Will this nation even be hospitable enough for me—in a variety of contexts—to see this trip through, a year from now? What will have been destroyed in the intervening time? So much hangs in the balance this coming November, but regardless of who ends up in the White House in January, so many destructive processes are already underway, and building momentum. How will we, collectively, find our way out of the place we now find ourselves? How will we dream into a better future for all of us, and for the planet that sustains us? This is a big part of what I want to do with my time and energy on this planet, however much time and energy I may have left. I want to help us all to dream into the future we want, and to then take the concrete steps to get from here to there.
Do you have ideas? I would love to hear from you, to help you hold the vision and flesh it out if need be. If you’re open to it, I may write about your dreams here. We need to start now.
I am finding that blogging about my fears seems to help dissipate them. I love this, and hope it continues. (I recommend some version of this to anyone reading: if you don’t have a blog, maybe post about some of your fears on Facebook, or tell them to friends. See if it helps!)
Case in point: Yesterday I wrote that I had a hard time getting myself out of the house in time to go to the nature park I had hoped to visit in West Linn.

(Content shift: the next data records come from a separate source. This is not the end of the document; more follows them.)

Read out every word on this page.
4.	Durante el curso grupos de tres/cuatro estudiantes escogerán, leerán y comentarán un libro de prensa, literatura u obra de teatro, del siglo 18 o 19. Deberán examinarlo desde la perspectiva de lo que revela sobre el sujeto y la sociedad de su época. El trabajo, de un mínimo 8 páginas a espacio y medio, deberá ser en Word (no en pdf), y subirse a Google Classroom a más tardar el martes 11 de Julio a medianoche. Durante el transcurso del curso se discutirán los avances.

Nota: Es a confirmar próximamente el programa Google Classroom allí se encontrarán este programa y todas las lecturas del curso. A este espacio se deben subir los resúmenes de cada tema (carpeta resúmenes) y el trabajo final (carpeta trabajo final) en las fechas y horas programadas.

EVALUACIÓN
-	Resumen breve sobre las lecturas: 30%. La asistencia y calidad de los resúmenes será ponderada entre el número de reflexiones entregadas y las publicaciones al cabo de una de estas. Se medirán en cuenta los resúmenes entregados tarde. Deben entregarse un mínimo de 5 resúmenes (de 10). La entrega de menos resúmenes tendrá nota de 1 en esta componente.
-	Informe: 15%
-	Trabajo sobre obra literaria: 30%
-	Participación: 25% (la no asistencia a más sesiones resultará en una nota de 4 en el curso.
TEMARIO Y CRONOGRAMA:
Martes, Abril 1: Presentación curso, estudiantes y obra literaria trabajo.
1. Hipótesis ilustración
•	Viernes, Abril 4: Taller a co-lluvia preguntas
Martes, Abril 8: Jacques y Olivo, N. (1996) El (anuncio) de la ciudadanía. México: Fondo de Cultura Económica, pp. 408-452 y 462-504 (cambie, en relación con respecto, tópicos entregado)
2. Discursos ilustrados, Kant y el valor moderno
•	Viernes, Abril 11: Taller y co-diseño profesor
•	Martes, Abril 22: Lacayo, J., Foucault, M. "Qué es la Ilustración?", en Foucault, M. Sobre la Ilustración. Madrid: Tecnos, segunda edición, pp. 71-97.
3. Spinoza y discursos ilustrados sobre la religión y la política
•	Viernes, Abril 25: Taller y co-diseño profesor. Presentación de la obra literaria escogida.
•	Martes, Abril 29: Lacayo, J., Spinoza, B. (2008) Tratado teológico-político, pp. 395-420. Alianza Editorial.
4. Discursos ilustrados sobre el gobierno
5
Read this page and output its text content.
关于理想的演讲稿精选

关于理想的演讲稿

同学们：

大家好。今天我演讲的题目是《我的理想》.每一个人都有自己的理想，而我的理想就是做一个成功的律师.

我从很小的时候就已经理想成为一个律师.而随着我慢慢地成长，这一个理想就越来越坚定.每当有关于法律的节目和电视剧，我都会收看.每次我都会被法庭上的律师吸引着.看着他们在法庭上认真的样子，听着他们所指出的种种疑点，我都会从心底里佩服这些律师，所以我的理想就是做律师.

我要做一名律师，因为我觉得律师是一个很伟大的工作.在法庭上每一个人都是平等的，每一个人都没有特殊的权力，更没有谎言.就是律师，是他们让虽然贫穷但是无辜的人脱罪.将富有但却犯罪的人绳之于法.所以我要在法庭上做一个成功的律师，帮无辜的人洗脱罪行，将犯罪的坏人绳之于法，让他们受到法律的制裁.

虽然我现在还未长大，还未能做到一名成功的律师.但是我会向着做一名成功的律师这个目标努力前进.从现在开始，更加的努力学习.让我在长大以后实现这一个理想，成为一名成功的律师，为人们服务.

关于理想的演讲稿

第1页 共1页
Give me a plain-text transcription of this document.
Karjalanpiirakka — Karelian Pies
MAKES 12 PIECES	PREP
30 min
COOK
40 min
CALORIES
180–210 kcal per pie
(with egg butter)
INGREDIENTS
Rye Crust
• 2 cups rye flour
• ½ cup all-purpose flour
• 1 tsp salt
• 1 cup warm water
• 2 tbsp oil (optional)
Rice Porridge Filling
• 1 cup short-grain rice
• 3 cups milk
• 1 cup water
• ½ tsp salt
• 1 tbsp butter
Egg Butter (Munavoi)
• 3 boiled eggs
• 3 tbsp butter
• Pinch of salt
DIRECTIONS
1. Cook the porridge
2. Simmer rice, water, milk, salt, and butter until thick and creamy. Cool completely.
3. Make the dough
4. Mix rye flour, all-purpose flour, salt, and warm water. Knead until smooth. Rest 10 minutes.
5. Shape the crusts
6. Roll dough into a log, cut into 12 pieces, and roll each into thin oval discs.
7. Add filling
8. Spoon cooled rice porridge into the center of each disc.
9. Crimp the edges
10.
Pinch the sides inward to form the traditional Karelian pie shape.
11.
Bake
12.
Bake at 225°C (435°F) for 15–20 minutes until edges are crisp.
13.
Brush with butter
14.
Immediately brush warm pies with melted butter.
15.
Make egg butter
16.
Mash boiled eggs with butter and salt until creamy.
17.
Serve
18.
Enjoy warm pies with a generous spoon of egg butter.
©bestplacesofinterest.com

While that ended up turning out fine, because I chose to make a new plan and do some “hill work,” and enjoy beautiful views on Mt. Tabor instead… I am pleased to report that today, after my livestreaming concert ended at about 2:45, I got everything together in time to head out the door at 3:15, bound for the park. (Mary S. Young State Park, if you’re in the Portland area and want to visit yourself.)
I had a lovely ride, and found the park to be incredibly beautiful, with forested trails and river access. I decided to take a different route on the way back, so that I could do a bit more hill work and enjoy more beautiful views in the Tryon Creek Natural Area, as well as the River View Cemetery. The views and time spent in the perfect-temperature September evening were definitely worth it… but I did find myself facing another, now-familiar concern: How do people build up the stamina to handle all the distance and hills I will need to cover on my trip? How will I be able to do this? I estimate that I climbed less than 500’ on this trip today. I covered about 30 miles total in my loop. And I didn’t have any luggage or gear, except what I carried in my small backpack. On my nationwide journey, I expect to travel probably an average of 50 miles per day, and sometimes as much as 60. Elevation gains could reach 3000-4000’ on any given day. And I expect to have either a trailer with a suitcase, or possibly some version of packs rigged directly onto the front and rear of the bike. (I’ll figure out such logistics later, maybe next summer.)
How do people do this? It seems really challenging. I know people do it. How do they do it? I’m in decent shape, I think, and at 47, frankly I’m on the low end of the typical age for Brompton touring folks.
So… I guess if they can do it, so can I? I sure hope so. Maybe after a week or so of putting in the miles every day, I’ll just get used to it? All I can do is hope so, and continue to give myself local excursions to practice between now and then. Maybe next summer I can begin “training” in earnest, with more and longer trips, and carrying a load.